Audacia, creatividad y optimismo han dado lugar a este ‘concept car’: Referencia evidente en el mundo del ocio y del placer, en él prima un enfoque simplificado del automóvil para ir a lo indispensable sin renunciar al refinamiento. En su concepción recoge elementos de los mundos del automóvil, la moda y el deporte y supone un nuevo hito en la definición del vehículo del mañana. Su diseño desvela formas de deportivo desenfadado, con una línea de cintura alta, aletas abultadas, voladizos mínimos y llantas que recuerdan a una pelota de golf. En su interior resulta cómodo sentarse, ya que no existen puertas sino anchos recortes en la carrocería, y para acceder a los asientos traseros basta con saltar a bordo, asientos que, cuando se necesita espacio, se escamotean en el portamaletas liberando un espacio interior para albergar todo tipo de equipajes. Además, ofrece la posibilidad de bajar el parabrisas hasta su completa desaparición. Por otro lado, el Concept Citroën Lacoste es compacto y robusto además de ser descapotable. Tiene una longitud de 3,45 metros, una anchura de 1,80 metros y una altura de 1,52 metros con una distancia entre ejes de 2,30 metros.
Algunos de sus detalles estéticos hacen guiños al universo deportivo de la marca del cocodrilo. En varias zonas de la carrocería, sobre todo en el capó y el cuadro de mandos, se encuentran unos grafismos en relieve. De aspecto cuadrado, parecen haber sido sacados de una red de tenis. El Concept Citroën Lacoste no posee, propiamente hablando, un techo fijo; en su lugar, enarbola una estructura en forma de “T” que se fija en el parabrisas para prolongarse hasta el maletero. Verdadera espina dorsal, su funcionalidad es múltiple ya que, además de servir de ayuda para instalarse a bordo del coche, acoge una capota autoinflable que se despliega a lo largo de esta estructura para formar un techo no rígido. En la misma línea, la moldura del salpicadero se convierte en la pantalla de información del coche. Sirve de soporte para mostrar las informaciones de conducción, como la velocidad o también indicaciones de dirección. Los mensajes aparecen bajo la forma de pictogramas, con píxeles sobredimensionados.
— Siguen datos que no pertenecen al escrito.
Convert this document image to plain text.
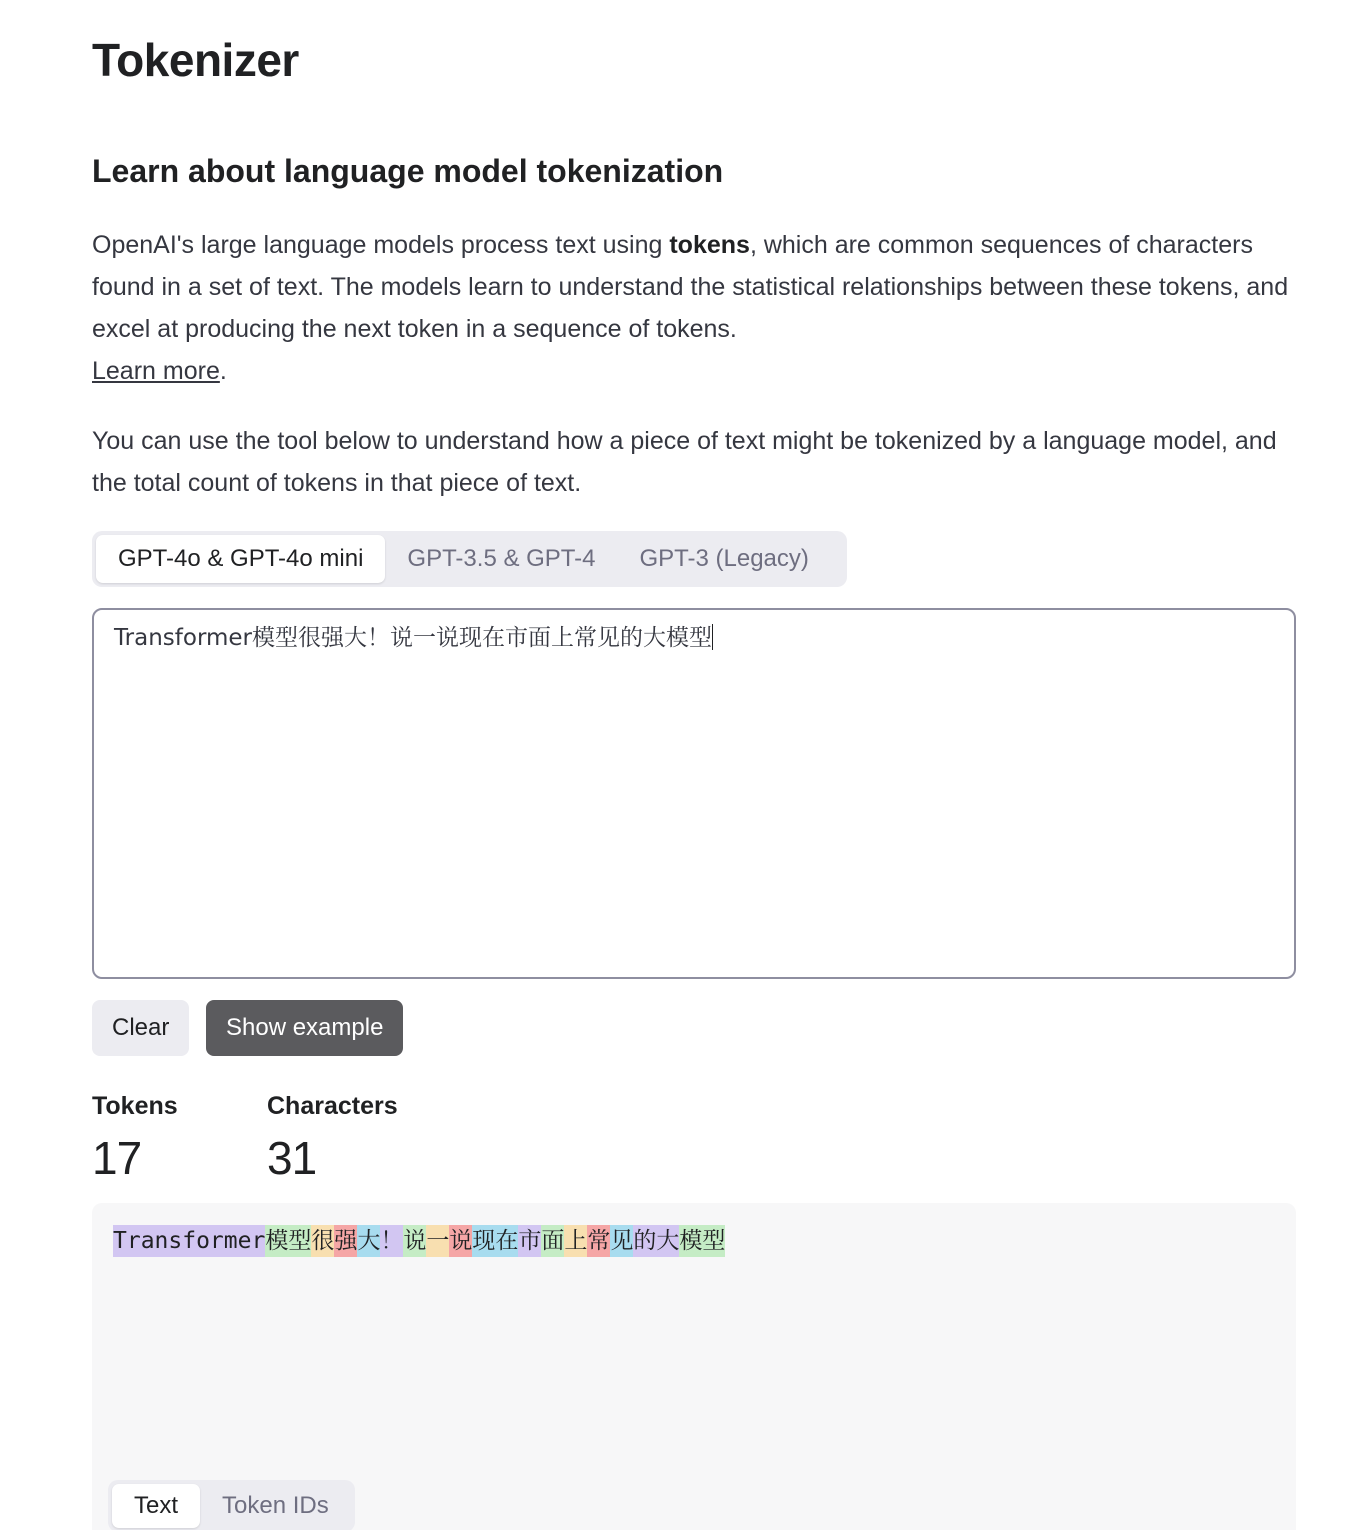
Tokenizer
Learn about language model tokenization

OpenAI's large language models process text using tokens, which are common sequences of characters found in a set of text. The models learn to understand the statistical relationships between these tokens, and excel at producing the next token in a sequence of tokens.
Learn more.

You can use the tool below to understand how a piece of text might be tokenized by a language model, and the total count of tokens in that piece of text.

GPT-4o & GPT-4o mini	GPT-3.5 & GPT-4	GPT-3 (Legacy)
Transformer模型很强大！说一说现在市面上常见的大模型
Clear	Show example
Tokens
17
Characters
31
Transformer模型很强大！说一说现在市面上常见的大模型
Text	Token IDs
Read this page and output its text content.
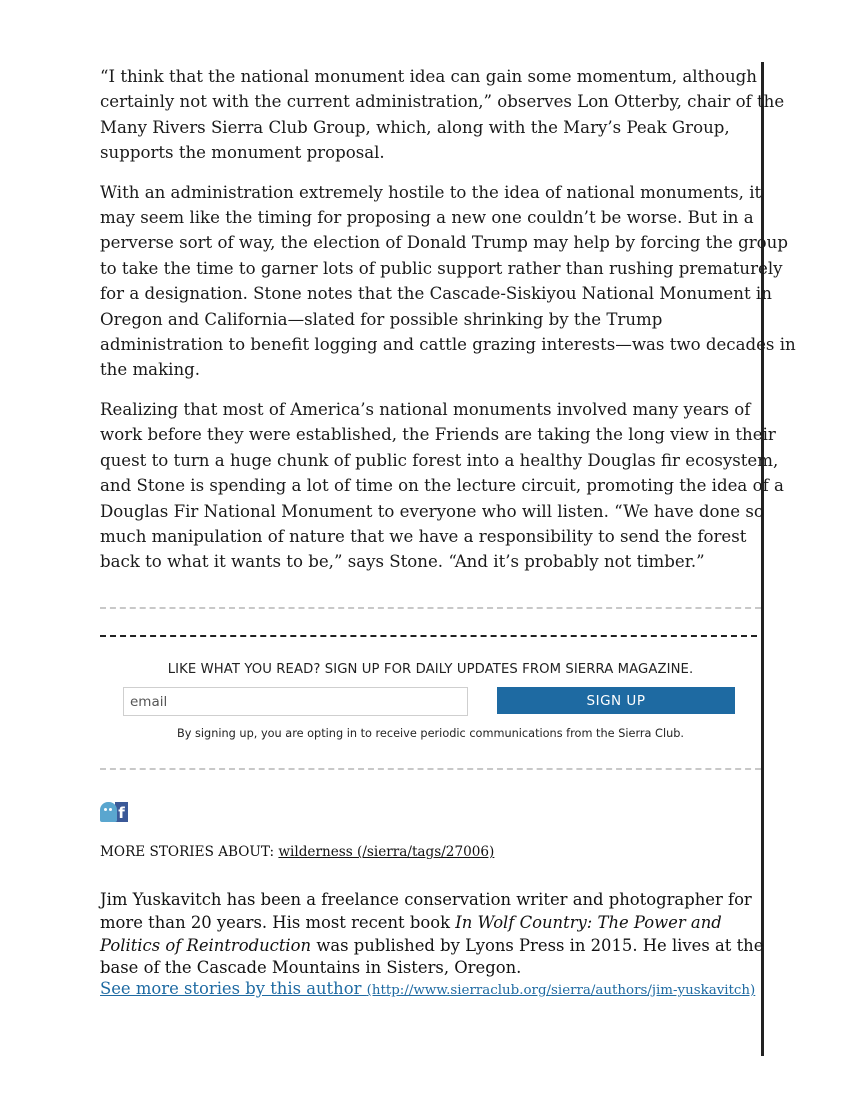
“I think that the national monument idea can gain some momentum, although
certainly not with the current administration,” observes Lon Otterby, chair of the
Many Rivers Sierra Club Group, which, along with the Mary’s Peak Group,
supports the monument proposal.

With an administration extremely hostile to the idea of national monuments, it
may seem like the timing for proposing a new one couldn’t be worse. But in a
perverse sort of way, the election of Donald Trump may help by forcing the group
to take the time to garner lots of public support rather than rushing prematurely
for a designation. Stone notes that the Cascade-Siskiyou National Monument in
Oregon and California—slated for possible shrinking by the Trump
administration to benefit logging and cattle grazing interests—was two decades in
the making.

Realizing that most of America’s national monuments involved many years of
work before they were established, the Friends are taking the long view in their
quest to turn a huge chunk of public forest into a healthy Douglas fir ecosystem,
and Stone is spending a lot of time on the lecture circuit, promoting the idea of a
Douglas Fir National Monument to everyone who will listen. “We have done so
much manipulation of nature that we have a responsibility to send the forest
back to what it wants to be,” says Stone. “And it’s probably not timber.”

LIKE WHAT YOU READ? SIGN UP FOR DAILY UPDATES FROM SIERRA MAGAZINE.
email
SIGN UP
By signing up, you are opting in to receive periodic communications from the Sierra Club.
f
MORE STORIES ABOUT: wilderness (/sierra/tags/27006)
Jim Yuskavitch has been a freelance conservation writer and photographer for
more than 20 years. His most recent book In Wolf Country: The Power and
Politics of Reintroduction was published by Lyons Press in 2015. He lives at the
base of the Cascade Mountains in Sisters, Oregon.
See more stories by this author (http://www.sierraclub.org/sierra/authors/jim-yuskavitch)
Asociado al puesto de conducción, el volante con dos bandas asombra por su diseño depurado, su sencillez y su amplitud. Cuando hay que dejar espacio a los pasajeros delanteros para que se instalen a bordo, este volante puede desplazarse fuera de su eje normal y ubicarse pegado al salpicadero, en altura. Incluso los faros delanteros y los pilotos traseros se hacen discretos hasta volverse invisibles. Disimulados bajo la piel azul marino del vehículo no se hacen visibles hasta que entran en acción.
El Concept Citroën Lacoste opta por un motor de gasolina de tres cilindros, con las características técnicas adecuadas para mover a un vehículo de sus dimensiones y peso.